Several religious texts suggest that Lord Jagannath is the ‘Birata Purusha’. Priests offer flowers to Lord Jagannath, the main attraction of Srimandir, by reciting ‘Purushasukta’ of Bajasaneya Samhita. Religious scholars consider Purushasukta as the most precious Sukta, described in Veda.
Bajasaneya Samhita describes Jagannath as the ‘Paramatma’ (supreme soul) and ‘Jagatkarta’ (master of the whole universe). The ‘Purushatatwa’ of Veda has been converted into ‘Purushottamtatwa’ in Upanishads.
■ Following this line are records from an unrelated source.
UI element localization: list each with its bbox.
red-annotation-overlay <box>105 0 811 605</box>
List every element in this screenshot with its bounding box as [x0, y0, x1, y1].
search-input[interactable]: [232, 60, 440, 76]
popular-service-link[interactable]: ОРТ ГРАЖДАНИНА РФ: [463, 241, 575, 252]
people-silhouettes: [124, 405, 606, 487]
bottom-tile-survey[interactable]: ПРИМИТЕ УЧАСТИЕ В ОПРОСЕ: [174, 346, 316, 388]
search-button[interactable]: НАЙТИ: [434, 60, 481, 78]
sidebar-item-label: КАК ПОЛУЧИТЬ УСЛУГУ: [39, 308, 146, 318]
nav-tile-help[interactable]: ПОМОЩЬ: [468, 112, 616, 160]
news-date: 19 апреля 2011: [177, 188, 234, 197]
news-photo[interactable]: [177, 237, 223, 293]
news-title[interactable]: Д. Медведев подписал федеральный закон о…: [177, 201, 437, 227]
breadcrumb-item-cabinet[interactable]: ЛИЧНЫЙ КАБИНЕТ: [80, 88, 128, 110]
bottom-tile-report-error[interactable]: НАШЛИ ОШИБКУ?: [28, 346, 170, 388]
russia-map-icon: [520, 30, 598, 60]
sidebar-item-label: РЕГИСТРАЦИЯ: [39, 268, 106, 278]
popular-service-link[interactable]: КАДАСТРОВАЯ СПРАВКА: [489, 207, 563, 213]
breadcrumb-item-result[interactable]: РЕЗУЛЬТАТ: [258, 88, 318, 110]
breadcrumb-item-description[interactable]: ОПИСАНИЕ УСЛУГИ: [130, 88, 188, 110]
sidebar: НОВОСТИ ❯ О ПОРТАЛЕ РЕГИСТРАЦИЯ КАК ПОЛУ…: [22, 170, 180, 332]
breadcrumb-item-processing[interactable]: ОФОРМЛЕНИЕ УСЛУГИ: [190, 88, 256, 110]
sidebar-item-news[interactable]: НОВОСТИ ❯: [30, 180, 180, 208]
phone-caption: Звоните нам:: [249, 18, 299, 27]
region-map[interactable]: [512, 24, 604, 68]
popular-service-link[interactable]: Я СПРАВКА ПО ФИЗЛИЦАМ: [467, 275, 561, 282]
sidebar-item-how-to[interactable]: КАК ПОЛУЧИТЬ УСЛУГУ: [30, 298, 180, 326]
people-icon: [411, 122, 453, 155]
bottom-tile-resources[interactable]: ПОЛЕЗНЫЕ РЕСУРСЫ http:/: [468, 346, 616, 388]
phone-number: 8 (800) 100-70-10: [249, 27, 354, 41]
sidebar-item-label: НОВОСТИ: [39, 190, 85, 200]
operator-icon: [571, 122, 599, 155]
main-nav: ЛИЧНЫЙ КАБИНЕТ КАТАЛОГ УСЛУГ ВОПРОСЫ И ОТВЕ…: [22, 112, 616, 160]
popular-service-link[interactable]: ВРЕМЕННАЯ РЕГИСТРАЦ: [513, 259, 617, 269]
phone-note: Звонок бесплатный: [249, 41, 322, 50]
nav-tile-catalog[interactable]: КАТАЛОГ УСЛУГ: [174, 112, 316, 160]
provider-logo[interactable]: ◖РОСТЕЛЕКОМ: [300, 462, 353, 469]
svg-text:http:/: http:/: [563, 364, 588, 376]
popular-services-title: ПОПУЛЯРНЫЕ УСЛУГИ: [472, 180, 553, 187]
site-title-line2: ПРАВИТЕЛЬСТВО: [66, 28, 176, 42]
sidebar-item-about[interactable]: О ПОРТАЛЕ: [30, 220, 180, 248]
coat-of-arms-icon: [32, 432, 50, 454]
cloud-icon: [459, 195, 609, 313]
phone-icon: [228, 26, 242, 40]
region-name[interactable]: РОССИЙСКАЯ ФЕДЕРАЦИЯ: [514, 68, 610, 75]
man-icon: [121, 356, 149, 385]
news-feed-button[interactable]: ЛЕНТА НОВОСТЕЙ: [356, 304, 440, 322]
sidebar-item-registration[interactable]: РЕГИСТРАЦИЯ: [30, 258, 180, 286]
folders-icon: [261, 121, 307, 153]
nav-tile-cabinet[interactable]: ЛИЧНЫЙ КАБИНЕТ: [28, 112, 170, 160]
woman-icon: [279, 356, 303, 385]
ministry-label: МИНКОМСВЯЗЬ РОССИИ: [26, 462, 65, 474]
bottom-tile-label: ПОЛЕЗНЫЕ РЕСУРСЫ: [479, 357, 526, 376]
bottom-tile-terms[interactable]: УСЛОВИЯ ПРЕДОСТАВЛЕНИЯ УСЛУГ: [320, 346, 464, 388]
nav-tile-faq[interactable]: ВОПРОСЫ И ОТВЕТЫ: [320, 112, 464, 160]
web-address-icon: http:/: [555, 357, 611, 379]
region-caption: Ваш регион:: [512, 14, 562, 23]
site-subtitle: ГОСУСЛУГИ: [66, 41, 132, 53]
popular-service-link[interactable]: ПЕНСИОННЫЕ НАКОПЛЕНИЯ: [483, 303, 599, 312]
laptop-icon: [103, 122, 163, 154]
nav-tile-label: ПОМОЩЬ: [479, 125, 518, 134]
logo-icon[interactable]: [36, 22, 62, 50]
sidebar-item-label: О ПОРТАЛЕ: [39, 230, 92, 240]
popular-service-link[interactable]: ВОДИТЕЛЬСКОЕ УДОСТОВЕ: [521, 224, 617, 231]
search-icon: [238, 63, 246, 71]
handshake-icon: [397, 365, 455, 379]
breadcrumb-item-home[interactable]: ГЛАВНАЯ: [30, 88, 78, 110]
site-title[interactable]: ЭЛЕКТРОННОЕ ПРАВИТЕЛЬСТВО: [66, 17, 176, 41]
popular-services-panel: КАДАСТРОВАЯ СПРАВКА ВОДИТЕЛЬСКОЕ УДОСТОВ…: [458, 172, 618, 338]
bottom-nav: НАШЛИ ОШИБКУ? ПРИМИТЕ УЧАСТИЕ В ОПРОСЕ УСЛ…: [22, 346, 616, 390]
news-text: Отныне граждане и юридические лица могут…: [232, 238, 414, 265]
Purushatatwa also finds a mention in the 15th chapter of Srimad Bhagwat Gita. Lord Jagannath has been described as ‘Sripurushottam’ (supreme entity) in several religious texts including the Gita. A number of Sanskrit scriptures call Jagannath as ‘Sahasrashirsha sa sakhyat adishesha sanatanam’. That means, Jagannath is the origin and end of the universe. He is considered as the ‘Sanatana’ or ‘Chirantana’ (eternal entity).
According to Srijagannath Sanskrit University research officer Dr. Surendra Kumar Mishra, Purushasukta finds a vividly description in Veda and it is very difficult to understand the philosophy of Jagannath culture without knowing the Purushasukta.
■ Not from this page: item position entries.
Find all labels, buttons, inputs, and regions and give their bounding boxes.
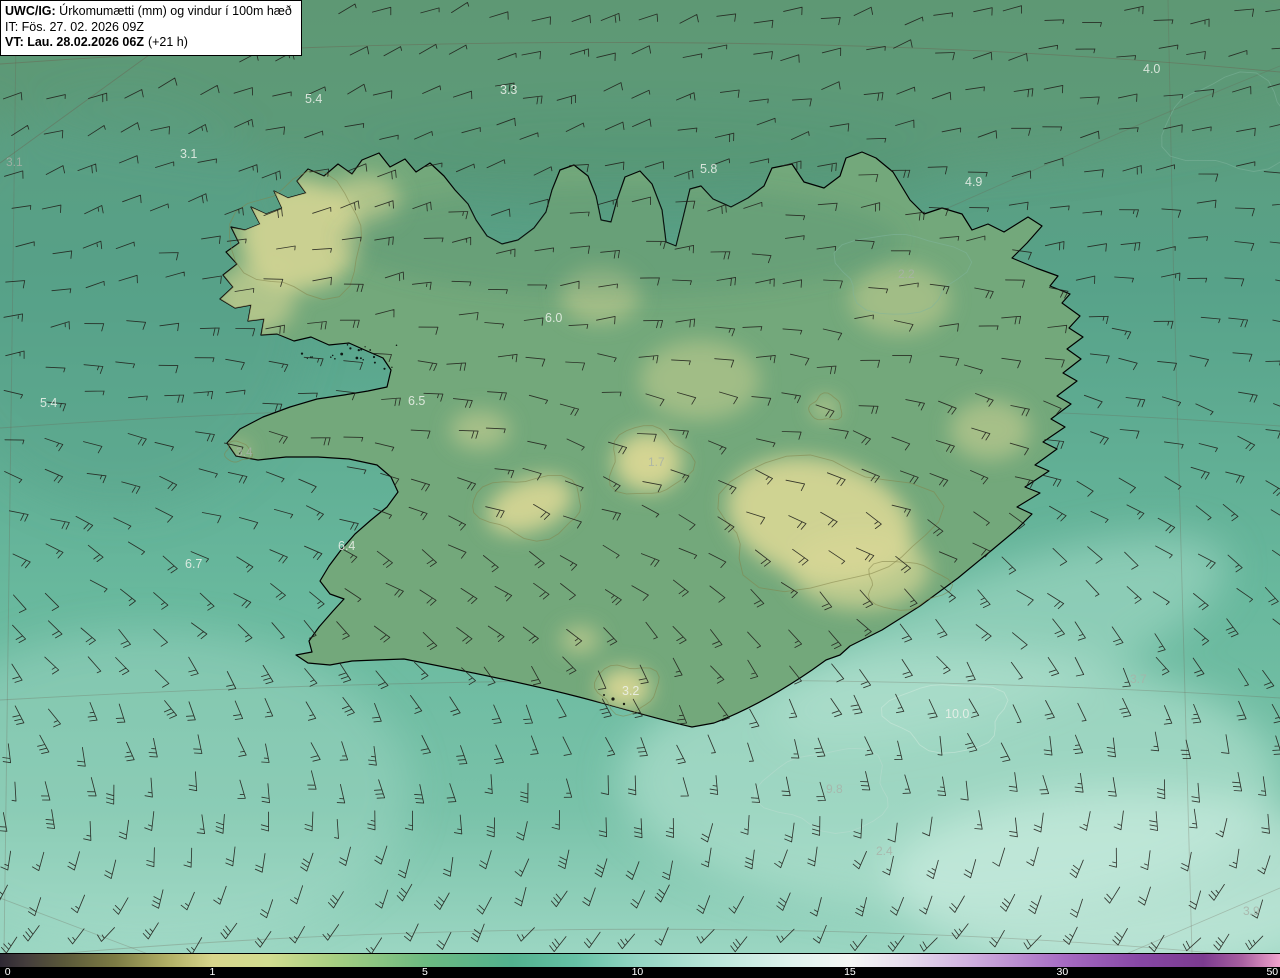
colorbar-tick: 0 (4, 966, 11, 978)
weather-map-page: 5.4 3.3 4.0 3.1 3.1 5.8 4.9 2.2 6.0 5.4 6.5 3.4 1.7 6… (0, 0, 1280, 978)
contour-label: 5.8 (700, 162, 717, 176)
map-svg: 5.4 3.3 4.0 3.1 3.1 5.8 4.9 2.2 6.0 5.4 6.5 3.4 1.7 6… (0, 0, 1280, 954)
contour-label: 3.7 (1130, 672, 1147, 686)
contour-label: 10.0 (945, 707, 969, 721)
contour-label: 3.1 (6, 155, 23, 169)
colorbar-tick: 15 (844, 966, 856, 978)
valid-time-line: VT: Lau. 28.02.2026 06Z (+21 h) (5, 35, 292, 51)
product-title: Úrkomumætti (mm) og vindur í 100m hæð (59, 4, 292, 18)
contour-label: 1.7 (648, 455, 665, 469)
precip-colorbar: 0 1 5 10 15 30 50 (0, 953, 1280, 978)
contour-label: 6.5 (408, 394, 425, 408)
contour-label: 9.8 (826, 782, 843, 796)
contour-label: 3.3 (500, 83, 517, 97)
product-code: UWC/IG: (5, 4, 56, 18)
contour-label: 3.4 (236, 445, 253, 459)
contour-label: 5.4 (40, 396, 57, 410)
contour-label: 2.2 (898, 267, 915, 281)
contour-label: 3.2 (622, 684, 639, 698)
colorbar-tick: 1 (209, 966, 216, 978)
contour-label: 3.1 (180, 147, 197, 161)
contour-label: 4.0 (1143, 62, 1160, 76)
contour-label: 6.0 (545, 311, 562, 325)
contour-label: 6.7 (185, 557, 202, 571)
init-time-line: IT: Fös. 27. 02. 2026 09Z (5, 19, 144, 34)
contour-label: 2.4 (876, 844, 893, 858)
contour-label: 4.9 (965, 175, 982, 189)
colorbar-gradient (0, 953, 1280, 967)
colorbar-tick: 50 (1266, 966, 1279, 978)
contour-label: 3.9 (1243, 904, 1260, 918)
contour-label: 5.4 (305, 92, 322, 106)
contour-label: 6.4 (338, 539, 355, 553)
colorbar-ticks: 0 1 5 10 15 30 50 (0, 967, 1280, 978)
valid-offset: (+21 h) (147, 35, 188, 49)
colorbar-tick: 5 (422, 966, 428, 978)
valid-time: VT: Lau. 28.02.2026 06Z (5, 35, 144, 49)
colorbar-tick: 10 (631, 966, 644, 978)
map-title-box: UWC/IG: Úrkomumætti (mm) og vindur í 100… (0, 0, 302, 56)
colorbar-tick: 30 (1056, 966, 1069, 978)
product-line: UWC/IG: Úrkomumætti (mm) og vindur í 100… (5, 4, 292, 20)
The Purushasukta has clearly stated Lord Jagannath as the ‘Parambrahma’ (supreme soul) or the creator of the universe. Other religious texts have described Jagannath as ‘Sarvasaktimaan’ (omnipotent) and ‘Sarvabidyamaan’ (omnipresent).
According to religious scholars, the supreme soul had descended on the earth during Ashwamedha Yagya, organised by King Indradyumna.
The supreme soul had taken the shape of Lord Jagannath, Lord Balabhadra, Goddess Subhadra and Lord Sudarshan according to his own will. Similarly, the supreme soul also descends to the ‘Daru’ (holy logs) amid yagya and offerings during the Nabakalebara festival.
According to Srimandir tradition, Brahmin priest recite Purushasukta before carrying out the deities from Ratna Mandap (sanctum sanctorum) during Snana Purnima and Rath Yatra rituals. They also recite Purushasukta while taking the deities on ‘Pahandi’ procession during Srigundicha Yatra and Bahuda Yatra. Similarly, Purushasukta is recited before the presiding deities of Srimandir during all special pujas and ‘besas’ (incarnations).
The Pusrushasukta has remained the part and parcel of Jagannath culture since its beginning. Even, Brahmin priests recite Purushasukta during the Banajaga Yatra ritual of Nabakalebara, says Mishra.